When you say "shutdown node-01 or node-02" what are you actually shutting down? (mongod service, config server service, the host?) Please also state what node you are shutting down in the example you gave, as well as the which node you took the mongos log from.

You can run your config server on the same host as your replica set. However, you may wish to run your config servers on separate hosts. That way, if a replica set host goes down, you don't loose a config server also. If you do loose a config server, your cluster won't be able to migrate chunk data on sharded collections. (this is what is happening in your logs, the balancer will remain disabled until your config server comes back on line.)

Note: I probably would not have apps connecting to the mongos running on the replica sets. It is fine that they are running there, admins have easy access to a mongos to connect to. But, I would run a mongos that sits outside these hosts. Otherwise a host going down in your cluster means your app, or part of it at least, is also down.

Replication is unaffected by a config server going down (just chunk migration). Do you have a sharded collection in this cluster?

Follow up:

Not sure what happened with my comment. I'll try it this way:

You can absolutely run your config servers on the same hosts as your replicas. Here is a quote from Chodorow, Kristina. MongoDB: The Definitive Guide:. Beijing: O'Reilly, 2013. page 243.

"In terms of provisioning, config servers do not need much space or many resources. A generous estimate is 1 KB of config server space per 200 MB of actual data: they really are just tables of contents. As they don't use many resources, you can deploy config servers on machines running other things, like app servers, shard mongods, or mongos processes."
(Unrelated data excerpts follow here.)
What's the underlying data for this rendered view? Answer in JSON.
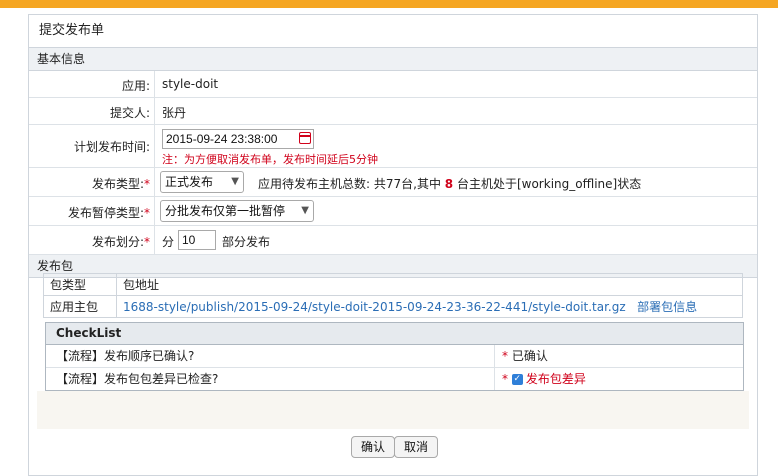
{
  "page": {
    "title": "提交发布单"
  },
  "basic": {
    "heading": "基本信息",
    "app": {
      "label": "应用:",
      "value": "style-doit"
    },
    "submitter": {
      "label": "提交人:",
      "value": "张丹"
    },
    "plan_time": {
      "label": "计划发布时间:",
      "value": "2015-09-24 23:38:00",
      "hint": "注：为方便取消发布单，发布时间延后5分钟"
    },
    "release_type": {
      "label": "发布类型:",
      "required_mark": "*",
      "selected": "正式发布",
      "host_info_prefix": "应用待发布主机总数: 共77台,其中",
      "offline_count": "8",
      "host_info_suffix": "台主机处于[working_offline]状态"
    },
    "pause_type": {
      "label": "发布暂停类型:",
      "required_mark": "*",
      "selected": "分批发布仅第一批暂停"
    },
    "partition": {
      "label": "发布划分:",
      "required_mark": "*",
      "prefix": "分",
      "value": "10",
      "suffix": "部分发布"
    }
  },
  "package": {
    "heading": "发布包",
    "columns": [
      "包类型",
      "包地址"
    ],
    "rows": [
      {
        "type": "应用主包",
        "url": "1688-style/publish/2015-09-24/style-doit-2015-09-24-23-36-22-441/style-doit.tar.gz",
        "action": "部署包信息"
      }
    ]
  },
  "checklist": {
    "title": "CheckList",
    "items": [
      {
        "question": "【流程】发布顺序已确认?",
        "required_mark": "*",
        "answer": "已确认"
      },
      {
        "question": "【流程】发布包包差异已检查?",
        "required_mark": "*",
        "answer": "发布包差异",
        "checked": true
      }
    ]
  },
  "buttons": {
    "confirm": "确认",
    "cancel": "取消"
  },
  "colors": {
    "accent_bar": "#f5a623",
    "required": "#d0021b",
    "link": "#2a6db5",
    "checkbox": "#2f7fd8"
  }
}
Something else is going on. When you connect your mongos to the config servers, are you adding them using IP addresses or host names? What is the output of rs.conf() and rs.status() before and after shutting down the node? I notice mongos is attempting to connect on port 27017. Typically, in a sharded setup, your mongod port will be 27018 and config port will be 27019. Did you change the port numbers?

I suspect you have something misconfigured. Mongo's fail-over is pretty rock solid.